Well, once upon a time there were two friends who often met for dinner at their favorite restaurant....
I wish it were that simple. To "turn the tables," meaning to suddenly reverse the relative positions of two competitors, has spawned a number of theories as to its origin. "Turning the tables" is, of course, a staple of stage, screen and novelistic melodramas from boxing sagas to intergalactic invasion scenarios, and the phrase itself has been current since at least the early 1600s.
Many explanations of "turn the tables" trace it to one or another board game, such as chess, played on a tabletop. It certainly makes sense that anyone losing a game of chess would fantasize about rotating the board 180 degrees, but this seems a rather thin premise for such an enduring phrase.

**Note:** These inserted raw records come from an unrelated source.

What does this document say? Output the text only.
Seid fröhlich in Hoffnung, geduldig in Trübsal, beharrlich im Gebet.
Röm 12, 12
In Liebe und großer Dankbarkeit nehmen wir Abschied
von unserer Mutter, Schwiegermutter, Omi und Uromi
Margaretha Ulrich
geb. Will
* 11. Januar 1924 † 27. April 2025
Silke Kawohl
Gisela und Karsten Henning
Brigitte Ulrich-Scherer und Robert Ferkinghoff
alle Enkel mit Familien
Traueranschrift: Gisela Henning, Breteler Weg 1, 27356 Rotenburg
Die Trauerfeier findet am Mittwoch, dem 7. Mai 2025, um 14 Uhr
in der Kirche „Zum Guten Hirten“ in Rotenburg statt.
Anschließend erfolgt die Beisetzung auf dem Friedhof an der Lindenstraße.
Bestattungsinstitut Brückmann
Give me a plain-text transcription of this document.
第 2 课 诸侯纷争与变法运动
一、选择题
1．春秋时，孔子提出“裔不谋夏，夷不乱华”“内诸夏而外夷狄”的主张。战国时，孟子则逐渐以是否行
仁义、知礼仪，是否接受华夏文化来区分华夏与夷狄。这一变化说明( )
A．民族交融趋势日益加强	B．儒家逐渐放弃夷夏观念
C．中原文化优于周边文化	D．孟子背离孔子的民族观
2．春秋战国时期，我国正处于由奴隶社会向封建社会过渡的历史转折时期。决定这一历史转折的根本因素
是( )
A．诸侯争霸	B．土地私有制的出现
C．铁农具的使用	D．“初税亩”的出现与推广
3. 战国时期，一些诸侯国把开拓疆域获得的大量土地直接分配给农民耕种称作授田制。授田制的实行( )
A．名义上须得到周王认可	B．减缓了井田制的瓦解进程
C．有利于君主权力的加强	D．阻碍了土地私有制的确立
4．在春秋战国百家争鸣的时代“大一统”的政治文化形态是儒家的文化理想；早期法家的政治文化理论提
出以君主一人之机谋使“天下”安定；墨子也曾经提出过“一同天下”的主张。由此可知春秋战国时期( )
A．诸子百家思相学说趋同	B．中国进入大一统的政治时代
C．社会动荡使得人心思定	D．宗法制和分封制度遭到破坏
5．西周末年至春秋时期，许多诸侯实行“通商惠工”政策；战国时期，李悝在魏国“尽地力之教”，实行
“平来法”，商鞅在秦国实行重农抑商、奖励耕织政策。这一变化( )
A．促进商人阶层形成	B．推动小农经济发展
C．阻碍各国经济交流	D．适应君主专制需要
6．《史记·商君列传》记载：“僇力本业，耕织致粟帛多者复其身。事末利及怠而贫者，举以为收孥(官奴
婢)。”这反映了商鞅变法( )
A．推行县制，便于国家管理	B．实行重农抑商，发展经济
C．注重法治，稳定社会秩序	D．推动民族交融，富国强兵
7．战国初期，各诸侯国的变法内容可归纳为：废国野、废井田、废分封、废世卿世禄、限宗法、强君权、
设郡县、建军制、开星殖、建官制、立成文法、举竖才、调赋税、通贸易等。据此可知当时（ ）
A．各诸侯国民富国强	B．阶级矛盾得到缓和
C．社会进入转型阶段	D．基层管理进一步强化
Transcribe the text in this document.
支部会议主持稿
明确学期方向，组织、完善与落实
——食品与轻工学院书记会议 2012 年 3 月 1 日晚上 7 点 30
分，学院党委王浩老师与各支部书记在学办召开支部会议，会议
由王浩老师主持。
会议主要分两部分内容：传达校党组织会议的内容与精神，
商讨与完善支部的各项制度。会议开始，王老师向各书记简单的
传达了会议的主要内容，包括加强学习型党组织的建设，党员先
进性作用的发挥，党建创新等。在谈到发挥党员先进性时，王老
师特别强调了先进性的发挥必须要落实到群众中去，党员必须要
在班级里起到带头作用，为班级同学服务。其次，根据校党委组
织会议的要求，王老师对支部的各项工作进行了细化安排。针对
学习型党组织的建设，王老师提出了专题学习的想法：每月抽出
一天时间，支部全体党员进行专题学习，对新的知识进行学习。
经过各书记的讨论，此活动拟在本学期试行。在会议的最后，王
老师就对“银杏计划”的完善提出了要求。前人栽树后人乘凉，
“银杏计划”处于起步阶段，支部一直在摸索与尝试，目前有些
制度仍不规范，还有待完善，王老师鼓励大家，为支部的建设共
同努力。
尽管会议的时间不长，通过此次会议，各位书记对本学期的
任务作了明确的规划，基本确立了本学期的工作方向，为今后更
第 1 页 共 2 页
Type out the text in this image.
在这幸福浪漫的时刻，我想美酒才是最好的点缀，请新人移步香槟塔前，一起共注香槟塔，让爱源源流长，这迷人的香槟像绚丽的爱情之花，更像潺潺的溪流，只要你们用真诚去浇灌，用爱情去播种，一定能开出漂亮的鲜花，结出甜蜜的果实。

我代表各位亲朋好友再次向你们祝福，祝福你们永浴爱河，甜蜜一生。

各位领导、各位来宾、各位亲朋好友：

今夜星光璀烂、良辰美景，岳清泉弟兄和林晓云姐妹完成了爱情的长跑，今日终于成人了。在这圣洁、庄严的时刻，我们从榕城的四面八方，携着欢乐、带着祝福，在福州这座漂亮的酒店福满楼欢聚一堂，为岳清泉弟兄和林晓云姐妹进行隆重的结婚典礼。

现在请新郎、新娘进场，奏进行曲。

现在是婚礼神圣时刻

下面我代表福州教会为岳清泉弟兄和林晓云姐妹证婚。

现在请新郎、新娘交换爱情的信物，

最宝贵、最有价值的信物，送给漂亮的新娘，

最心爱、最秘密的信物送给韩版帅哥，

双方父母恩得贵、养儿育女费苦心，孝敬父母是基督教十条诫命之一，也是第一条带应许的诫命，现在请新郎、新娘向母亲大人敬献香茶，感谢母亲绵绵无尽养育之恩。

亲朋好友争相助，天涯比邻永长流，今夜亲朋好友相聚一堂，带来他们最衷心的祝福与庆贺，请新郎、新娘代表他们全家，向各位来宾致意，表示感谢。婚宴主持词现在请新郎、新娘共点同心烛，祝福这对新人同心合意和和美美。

Another possible source, cited by etymologist Charles Earle Funk, might be the game of duplicate bridge, in which players, after one round, replay the hand previously held by their opponent, but this procedure doesn't really match the sense of reversing a fiercely fought contest midway through.
One of the more inventive theories comes from the 1898 edition of Brewer's Dictionary of Phrase and Fable, which declares: "The Romans prided themselves on their tables made of citron wood from Mauritania, inlaid with ivory, and sold at a most extravagant price -- some equal to a senator’s income. When the gentlemen accused the ladies of extravagance, the ladies retorted by reminding the gentlemen of what they spent in tables." As the plot of a sitcom, yes, but as an etymological theory, go fish.
To me the most convincing explanation traces "turn the tables" to backgammon, a devilishly complicated and ancient board game which was, as recently as the 17th century, known as (ta-da!) "tables." Apparently the arcane rules of backgammon allow sudden reversals of fortune which can rescue a player on the brink of losing and thus "turn the tables" to his or her advantage.